BR Distribuidora (BRDT3) põe ativos à venda. A companhia anunciou a etapa de "divulgação da oportunidade de desinvestimento", conforme trâmite exigido pelo TCU, referente a alienação de suas participações societárias na Pecém Energia (45%) e na  Energética Camaçari Muricy II (50%), ambas usinas termelétricas em fase pré-operacional, com início da operação comercial  previsto para outubro de 2020. Esse processo está alinhado com a sua estratégia de focar em seu negócio principal e reduzir sua alavancagem por meio de desinvestimentos em áreas não estratégicas. A novidade deve ser bem recebida, podendo trazer influência positiva para suas ações no curto prazo.

ANEEL abre auto de infração e multa Cemig (CMIG4). A agência reguladora do setor elétrico instaurou um processo administrativo contra a Cemig Distribuição, "em razão de não conformidades no cômputo dos indicadores coletivos DEC e FEC, referentes ao ano de 2016". Dessa forma, o auto de infração recebido pela elétrica determina não só o recálculo dos respectivos indicadores, mas também aplica uma multa de R$ 12,5 milhões. A Cemig, por sua vez, alega que calcula de forma adequada os indicadores e que entrará com recurso. De toda forma, a notícia deve trazer impacto negativo para as ações CMIG4 no curto prazo.
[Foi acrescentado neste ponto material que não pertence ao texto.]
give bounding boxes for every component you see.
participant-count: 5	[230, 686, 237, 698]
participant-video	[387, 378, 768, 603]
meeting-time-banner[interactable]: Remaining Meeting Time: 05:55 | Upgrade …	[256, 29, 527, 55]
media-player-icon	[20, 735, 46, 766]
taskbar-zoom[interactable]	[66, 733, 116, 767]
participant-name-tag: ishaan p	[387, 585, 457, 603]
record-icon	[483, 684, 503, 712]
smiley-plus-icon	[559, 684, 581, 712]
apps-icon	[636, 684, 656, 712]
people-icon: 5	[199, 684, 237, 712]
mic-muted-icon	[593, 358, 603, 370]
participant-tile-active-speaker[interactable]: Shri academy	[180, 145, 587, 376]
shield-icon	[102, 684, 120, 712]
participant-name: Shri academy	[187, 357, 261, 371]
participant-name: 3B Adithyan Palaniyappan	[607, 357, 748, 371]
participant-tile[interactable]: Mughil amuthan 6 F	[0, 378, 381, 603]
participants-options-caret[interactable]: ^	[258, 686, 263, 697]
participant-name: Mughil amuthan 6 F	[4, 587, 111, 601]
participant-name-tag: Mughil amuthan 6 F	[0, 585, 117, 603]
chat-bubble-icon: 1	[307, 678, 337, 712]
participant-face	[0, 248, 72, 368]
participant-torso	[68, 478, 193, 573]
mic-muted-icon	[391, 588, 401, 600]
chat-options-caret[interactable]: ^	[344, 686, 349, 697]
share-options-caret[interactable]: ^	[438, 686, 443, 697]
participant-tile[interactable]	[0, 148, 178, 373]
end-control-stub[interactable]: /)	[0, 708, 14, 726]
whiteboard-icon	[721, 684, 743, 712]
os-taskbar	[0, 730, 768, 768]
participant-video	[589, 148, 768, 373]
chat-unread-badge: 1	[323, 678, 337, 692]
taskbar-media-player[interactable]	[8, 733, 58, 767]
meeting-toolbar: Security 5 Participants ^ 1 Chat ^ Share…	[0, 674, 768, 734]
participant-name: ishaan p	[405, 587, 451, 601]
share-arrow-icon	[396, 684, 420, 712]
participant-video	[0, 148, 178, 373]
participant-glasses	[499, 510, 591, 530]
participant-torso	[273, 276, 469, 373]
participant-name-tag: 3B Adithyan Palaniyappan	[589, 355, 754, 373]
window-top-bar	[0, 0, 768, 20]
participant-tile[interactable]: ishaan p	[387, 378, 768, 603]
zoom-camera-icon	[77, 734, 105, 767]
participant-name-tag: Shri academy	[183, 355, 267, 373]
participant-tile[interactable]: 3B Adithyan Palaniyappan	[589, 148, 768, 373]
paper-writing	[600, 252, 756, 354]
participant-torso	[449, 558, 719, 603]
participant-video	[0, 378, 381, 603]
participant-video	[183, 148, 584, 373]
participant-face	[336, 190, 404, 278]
Fitch classifica em AA+ rating da Kroton (KROT3). A agência atribuiu a nota para a controladora e também para sua subsidiária Saber Serviços Educacionais, sendo que para ambas a perspectiva é estável. Segundo a Fitch, a classificação reflete a forte posição competitiva da Kroton no fragmentado setor brasileiro de educação superior que permite a companhia obter margens de rentabilidade acima das de seus pares na indústria. Um ponto relevante destacado pela agência se refere à exposição da companhia ao FIES e sua oferta de financiamentos próprios aos estudantes. "A Kroton tem reduzido sua exposição ao Programa de Financiamento Estudantil (FIES), o que a torna menos dependente do governo, mas fica mais exposta ao risco de financiamentos próprios que estão sendo concedidos a seus alunos", afirmou a Fitch. Contudo, no atual contexto regulatório, consideramos a menor dependência da companhia ao FIES benéfica para seus resultados. Por fim, a agência de rating considera positiva a potencial aquisição da Somos, anunciada em abril passado, mas que ainda depende da aprovação do CADE. "Se aprovada, a transação fortalecerá o perfil da Kroton, que passará a ter um portfólio de serviços diversificado e complementar, com potenciais sinergias operacionais e financeiras a médio e longo prazo", ressalta em trecho da nota. Entendemos que esta avaliação positiva da Fitch poderá favorecer os ativos KROT3 em bolsa no curto prazo.